Friday, February 24, 2012

Postcard from Winchester - the Itchen

Winchester's river is The Itchen (it's too much to hope for that wherever Winchester is twinned with has a waterway called The Scratchen). Apparently in Roman times, the river was a bit of a bother, with being wet an all. The Romans got in their engineers and moved the river a few hundred yards to the left. The result is that today, the Itchen is possibly the most well behaved and mannered river I have ever seen, perfectly in keeping with the atmosphere of the town itself.

The river is about fifteen foot wide and a foot deep, and runs along what is now, thanks to building on both sides of the town, the backs of houses and a rather attractive footpath. It has all the advantages of a river; calming influence of water, ideal location for a riverside pub, ducks and so on, without the disadvantages that they can sometimes bring - raging angry torrents of water, graveyard for shopping trollies, bloated corpse lucky dip, that kind of thing. Apparently the river used to be twice as wide - oooohhhhhh, terrifying.

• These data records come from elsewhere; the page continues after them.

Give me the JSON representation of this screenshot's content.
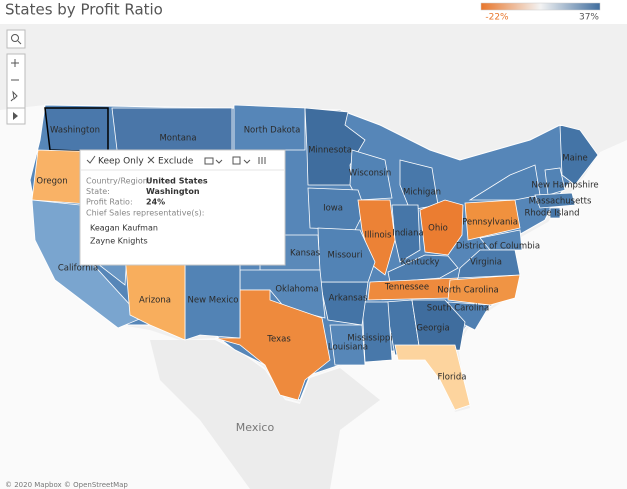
{
  "header": {
    "title": "States by Profit Ratio"
  },
  "legend": {
    "min_label": "-22%",
    "max_label": "37%",
    "colors": [
      "#e8762b",
      "#f3f3f3",
      "#3f6d9e"
    ]
  },
  "map": {
    "states": [
      {
        "label": "Washington",
        "color": "#4a78ab"
      },
      {
        "label": "Oregon",
        "color": "#f9b266"
      },
      {
        "label": "California",
        "color": "#7aa5cf"
      },
      {
        "label": "Montana",
        "color": "#4a76a8"
      },
      {
        "label": "North Dakota",
        "color": "#5686b8"
      },
      {
        "label": "Minnesota",
        "color": "#3f6d9e"
      },
      {
        "label": "Wisconsin",
        "color": "#5283b5"
      },
      {
        "label": "Michigan",
        "color": "#4878aa"
      },
      {
        "label": "Iowa",
        "color": "#4f7fb1"
      },
      {
        "label": "Illinois",
        "color": "#ec8236"
      },
      {
        "label": "Indiana",
        "color": "#4676a8"
      },
      {
        "label": "Ohio",
        "color": "#eb7d31"
      },
      {
        "label": "Pennsylvania",
        "color": "#f0913e"
      },
      {
        "label": "Maine",
        "color": "#4474a6"
      },
      {
        "label": "New Hampshire",
        "color": "#5283b5"
      },
      {
        "label": "Massachusetts",
        "color": "#4c7cad"
      },
      {
        "label": "Rhode Island",
        "color": "#4676a8"
      },
      {
        "label": "Kentucky",
        "color": "#4d7daf"
      },
      {
        "label": "District of Columbia",
        "color": "#5888b9"
      },
      {
        "label": "Virginia",
        "color": "#4b7bad"
      },
      {
        "label": "Tennessee",
        "color": "#ee8a3d"
      },
      {
        "label": "North Carolina",
        "color": "#f09444"
      },
      {
        "label": "South Carolina",
        "color": "#4f7fb1"
      },
      {
        "label": "Georgia",
        "color": "#3f6d9e"
      },
      {
        "label": "Mississippi",
        "color": "#4878aa"
      },
      {
        "label": "Florida",
        "color": "#fdd49e"
      },
      {
        "label": "Louisiana",
        "color": "#5787b8"
      },
      {
        "label": "Arkansas",
        "color": "#4474a6"
      },
      {
        "label": "Missouri",
        "color": "#5283b5"
      },
      {
        "label": "Kansas",
        "color": "#5a89b9"
      },
      {
        "label": "Oklahoma",
        "color": "#5888b9"
      },
      {
        "label": "Texas",
        "color": "#ee8a3d"
      },
      {
        "label": "New Mexico",
        "color": "#5283b5"
      },
      {
        "label": "Arizona",
        "color": "#f8ae5d"
      }
    ],
    "place_labels": [
      "Mexico"
    ],
    "attribution": "© 2020 Mapbox © OpenStreetMap"
  },
  "tooltip": {
    "actions": [
      "Keep Only",
      "Exclude"
    ],
    "fields": [
      {
        "label": "Country/Region:",
        "value": "United States"
      },
      {
        "label": "State:",
        "value": "Washington"
      },
      {
        "label": "Profit Ratio:",
        "value": "24%"
      }
    ],
    "section": "Chief Sales representative(s):",
    "names": [
      "Keagan Kaufman",
      "Zayne Knights"
    ]
  }
}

'Sire, hostile forces are massing on the other side of the river!'
'Worry not, they will never get across its expanse.'
'But sire...they have wellington boots!'
'Arse!'.

And so on.

The town still has a working water mill. Naturally this is now run by the National Trust and so one could buy bags of flour milled at the mill (I trust them, and did not look too closely at the empty bags from catering packs of Tesco value strong white flour in the bins round the back) as well as all the other necessities that populate a National Trust gift shop, such as jams, plush otters and a lady volunteer behind the till flustered by more than one customer at a time.


Because the temperature was so cold it hurt to take a deep breath, there was an interesting effect in the churning waters at the foot of the mill race, the spray had frozen to the lowest parts of the vegetation growing on the riverbank, giving the waterside a festive, decorative appearance, for all the world like those LED icicles that people hang from their guttering at Christmas, except not so chavvy.


The river wanders round the backs of houses and gardens, the gardens backing onto the river. One, rather magnificently, backs onto an area where the river diverts around...well it probably qualifies as an island, just, as 'stump in the water' sounds mean and it did have a population of three ducks. It also had space for somebody to nail up a (small) sign that read 'private'. What might seem like a mean and petty gesture was, in this instance, transformed into a magnificent one - imagine being able to say in all honesty that you had your own private island. Surely that is a privilege reserved for people like Richard Branson or Bond villains. Maybe Winchester is where Bond villains retire to, and the owner of the private island is constructing a death ray in his shed, an occupation he describes as 'pottering'.